Black Vendors Profit from Trump Campaign Merchandise

Republican National Convention 2016

Photo by Milbert Brown, Howard University News Service: Dell Jackson, traveled from California, to sell Trump and GOP items in downtown Cleveland.  He was among the black vendors profiting from the Republicaan National Convention.

CLEVELAND — Shy Drayton, 21, said she will follow Republican Party presidential nominee Donald Trump throughout the remainder of his campaign.

Drayton, however, is not a Trump supporter. Instead, she is one of the scores of street vendors flooding downtown Cleveland streets for the opportunity to sell Trump campaign merchandise to thousands of visitors at the Republican National Convention (RNC) here.   
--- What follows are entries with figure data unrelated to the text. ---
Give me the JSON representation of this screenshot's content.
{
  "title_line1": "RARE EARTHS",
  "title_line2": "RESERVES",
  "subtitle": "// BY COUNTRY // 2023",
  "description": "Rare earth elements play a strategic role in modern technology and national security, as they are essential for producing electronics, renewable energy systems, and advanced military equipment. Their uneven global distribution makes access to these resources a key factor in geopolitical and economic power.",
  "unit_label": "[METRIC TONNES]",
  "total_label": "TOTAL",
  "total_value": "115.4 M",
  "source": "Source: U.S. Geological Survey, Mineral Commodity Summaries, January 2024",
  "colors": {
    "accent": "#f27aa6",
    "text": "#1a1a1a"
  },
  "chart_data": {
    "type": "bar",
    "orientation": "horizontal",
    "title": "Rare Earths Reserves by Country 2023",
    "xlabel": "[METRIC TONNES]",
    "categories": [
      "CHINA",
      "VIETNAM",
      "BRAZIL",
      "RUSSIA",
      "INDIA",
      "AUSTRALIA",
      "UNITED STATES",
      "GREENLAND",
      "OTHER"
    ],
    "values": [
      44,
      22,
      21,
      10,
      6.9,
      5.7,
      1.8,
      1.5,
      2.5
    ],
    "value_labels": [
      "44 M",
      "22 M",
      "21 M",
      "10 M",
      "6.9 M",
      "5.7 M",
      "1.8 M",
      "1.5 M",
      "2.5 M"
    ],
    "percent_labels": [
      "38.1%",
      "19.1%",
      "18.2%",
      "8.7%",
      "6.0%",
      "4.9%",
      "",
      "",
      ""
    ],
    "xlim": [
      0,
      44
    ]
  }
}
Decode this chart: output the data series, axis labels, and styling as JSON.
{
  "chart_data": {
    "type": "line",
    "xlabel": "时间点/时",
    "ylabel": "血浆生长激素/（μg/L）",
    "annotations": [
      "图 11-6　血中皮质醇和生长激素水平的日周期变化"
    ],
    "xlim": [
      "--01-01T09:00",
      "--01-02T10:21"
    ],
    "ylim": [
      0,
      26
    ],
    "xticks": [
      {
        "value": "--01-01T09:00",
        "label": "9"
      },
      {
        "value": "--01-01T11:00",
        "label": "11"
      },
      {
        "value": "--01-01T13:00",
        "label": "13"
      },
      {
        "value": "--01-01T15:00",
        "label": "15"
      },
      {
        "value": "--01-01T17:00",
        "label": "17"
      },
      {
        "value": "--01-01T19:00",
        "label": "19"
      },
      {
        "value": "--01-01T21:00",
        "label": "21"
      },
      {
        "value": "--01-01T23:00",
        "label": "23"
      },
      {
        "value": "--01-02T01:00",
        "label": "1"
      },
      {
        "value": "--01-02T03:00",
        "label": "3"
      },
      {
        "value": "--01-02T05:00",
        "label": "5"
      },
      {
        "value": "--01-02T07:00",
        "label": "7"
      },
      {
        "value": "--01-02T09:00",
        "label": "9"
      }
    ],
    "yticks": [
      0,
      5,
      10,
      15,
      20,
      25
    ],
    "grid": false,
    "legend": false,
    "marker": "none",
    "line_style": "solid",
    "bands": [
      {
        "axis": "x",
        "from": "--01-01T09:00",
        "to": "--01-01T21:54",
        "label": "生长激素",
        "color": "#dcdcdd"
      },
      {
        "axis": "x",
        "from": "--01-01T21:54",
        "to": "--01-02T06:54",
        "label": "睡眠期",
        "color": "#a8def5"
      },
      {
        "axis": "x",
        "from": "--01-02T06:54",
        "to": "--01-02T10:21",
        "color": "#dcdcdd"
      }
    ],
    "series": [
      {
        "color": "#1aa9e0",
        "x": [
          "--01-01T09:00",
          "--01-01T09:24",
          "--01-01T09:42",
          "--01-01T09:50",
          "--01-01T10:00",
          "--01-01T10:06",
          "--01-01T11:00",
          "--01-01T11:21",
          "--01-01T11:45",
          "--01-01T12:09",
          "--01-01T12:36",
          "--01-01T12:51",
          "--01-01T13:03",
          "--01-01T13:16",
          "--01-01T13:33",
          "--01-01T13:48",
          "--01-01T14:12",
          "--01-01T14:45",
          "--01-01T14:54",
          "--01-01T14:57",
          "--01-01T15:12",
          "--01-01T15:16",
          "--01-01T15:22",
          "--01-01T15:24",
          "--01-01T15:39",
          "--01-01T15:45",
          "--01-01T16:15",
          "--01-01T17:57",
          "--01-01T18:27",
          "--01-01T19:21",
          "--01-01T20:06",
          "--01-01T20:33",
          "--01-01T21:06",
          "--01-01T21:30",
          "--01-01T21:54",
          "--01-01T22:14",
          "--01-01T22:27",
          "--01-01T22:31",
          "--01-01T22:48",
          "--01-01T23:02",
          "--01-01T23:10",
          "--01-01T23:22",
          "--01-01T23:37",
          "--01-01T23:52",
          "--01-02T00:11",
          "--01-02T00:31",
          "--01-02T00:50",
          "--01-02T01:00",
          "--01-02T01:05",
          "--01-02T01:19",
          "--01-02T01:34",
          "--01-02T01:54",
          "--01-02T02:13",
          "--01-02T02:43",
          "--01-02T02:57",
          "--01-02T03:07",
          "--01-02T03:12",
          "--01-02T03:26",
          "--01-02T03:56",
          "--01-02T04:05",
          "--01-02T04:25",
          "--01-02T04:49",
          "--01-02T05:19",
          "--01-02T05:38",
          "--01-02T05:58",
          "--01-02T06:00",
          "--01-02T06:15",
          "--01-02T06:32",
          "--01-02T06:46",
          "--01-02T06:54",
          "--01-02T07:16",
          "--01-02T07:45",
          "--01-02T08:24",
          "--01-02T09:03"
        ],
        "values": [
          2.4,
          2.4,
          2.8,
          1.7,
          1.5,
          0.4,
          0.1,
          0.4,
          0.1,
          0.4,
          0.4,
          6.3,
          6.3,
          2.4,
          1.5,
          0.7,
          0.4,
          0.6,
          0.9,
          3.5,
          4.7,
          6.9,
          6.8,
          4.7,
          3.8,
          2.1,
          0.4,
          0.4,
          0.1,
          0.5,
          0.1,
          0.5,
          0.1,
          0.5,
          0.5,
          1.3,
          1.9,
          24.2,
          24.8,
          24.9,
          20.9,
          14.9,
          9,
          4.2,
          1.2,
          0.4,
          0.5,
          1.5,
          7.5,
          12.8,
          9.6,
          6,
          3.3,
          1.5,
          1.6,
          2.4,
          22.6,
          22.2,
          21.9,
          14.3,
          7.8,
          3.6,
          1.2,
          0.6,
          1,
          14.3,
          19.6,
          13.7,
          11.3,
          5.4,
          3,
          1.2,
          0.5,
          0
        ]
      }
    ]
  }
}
Donned in a dashiki, the young African-American woman and other black vendors stand out from the other merchants, who are mostly white, selling apparel and novelty items promoting Trump and his slogan: “Make America Great Again.”

And they certainly don’t look like most of the convention attendees, who are, by most accounts, about 98 percent white. Some, surprisingly, are Trump supporters. Others, like Drayton, have different motives for being here.

“I don’t agree with his policies,” she said.  “I’m out here for a purpose — to pay my bills. It’s easy to separate business from personal.”

Fredric Kendrick, Howard University News Service: Long-time Cleveland street vendor
and Trump supporter Chili Thompson was hawking this shirt for $25, and selling lots.

Drayton said she has been vending since she was 14 years old and has sold items at jazz festivals, Michael Jackson concerts and President Obama’s inauguration ceremonies in 2008 and 2012.

Her customers do not seem to mind that she is not a Trump supporter, she said.

“They don’t care who’s selling it,” she said.

Down the street, Keith Bond, 53, said a black man tried to fight him for selling “Vote for Donald Trump 2016” T-shirts and buttons.

Bond, who is also African American, said the man had an issue with him selling the merchandise because of his race.

“I just let it go,” said Bond, who lives in Detroit and came to Cleveland to sell his wares.

Bond said he is a Trump supporter.

“I cannot support Hillary Clinton,” he said.  Trump, he said, seemed like the “lesser of two evils.”

His support for Trump, however, is not the reason he came to Cleveland.  He said he saw the RNC as a lucrative business opportunity.

“I wouldn’t be here if it wasn’t,” he said.

Photo by Milbert Brown, Howard University News Service:  Some of the campaign
material referred to Trump's plan to build a wall at the Mexican border. 

He made about $10,000 selling merchandise at the Cleveland Cavaliers Championship Parade in June, he said.

“I expected to make about $6,000 from this,” he said, as he flagged down customers walking along Euclid Avenue.

He has made about $2,000, he said, but appreciated the opportunity to hear the Republican perspective.

Long-time Cleveland street vendor and Trump supporter Chili Thompson was hawking a shirt with one of the most outlandish slogans, yelling out the words to attract customers.

“Clinton sucks, but not like Monica,” Thompson, 51, shouted to customers on the main street of Cleveland. “And on the back, ‘Trump that Bitch.’”

One convention attendee heard the pitch and quickly shelled out $50 for two shirts.

 “I’m buying these for my brother-in laws,” Jaime Smith said. “They’re just ridiculous; they like a good laugh.”

Kamar Porter, who drove to Cleveland from New York, was expecting a bonanza, but so far things hadn’t gone as expected. 

“So far, these Republicans have been dirt cheap,” Porter said. “It’s hard.”

Additionally, he said, he is not a Trump supporter.

“I don’t particularly care for Trump,” Porter said. “[Vending] pays the bills.”

Dell Jackson, 26, said street vending at the RNC has put him closer to opening his own T-shirt shop in  in his home state of California.

“As soon as I get to California, I’ll have enough, within the month,” Jackson said.

He said the money he earned vending events, including sporting events when work is not available at his warehouse job, has helped him save enough money to start his business.

“I’m capitalizing on the event,” he said. “I’m not exactly a Trump supporter, but Trump supports free enterprise.”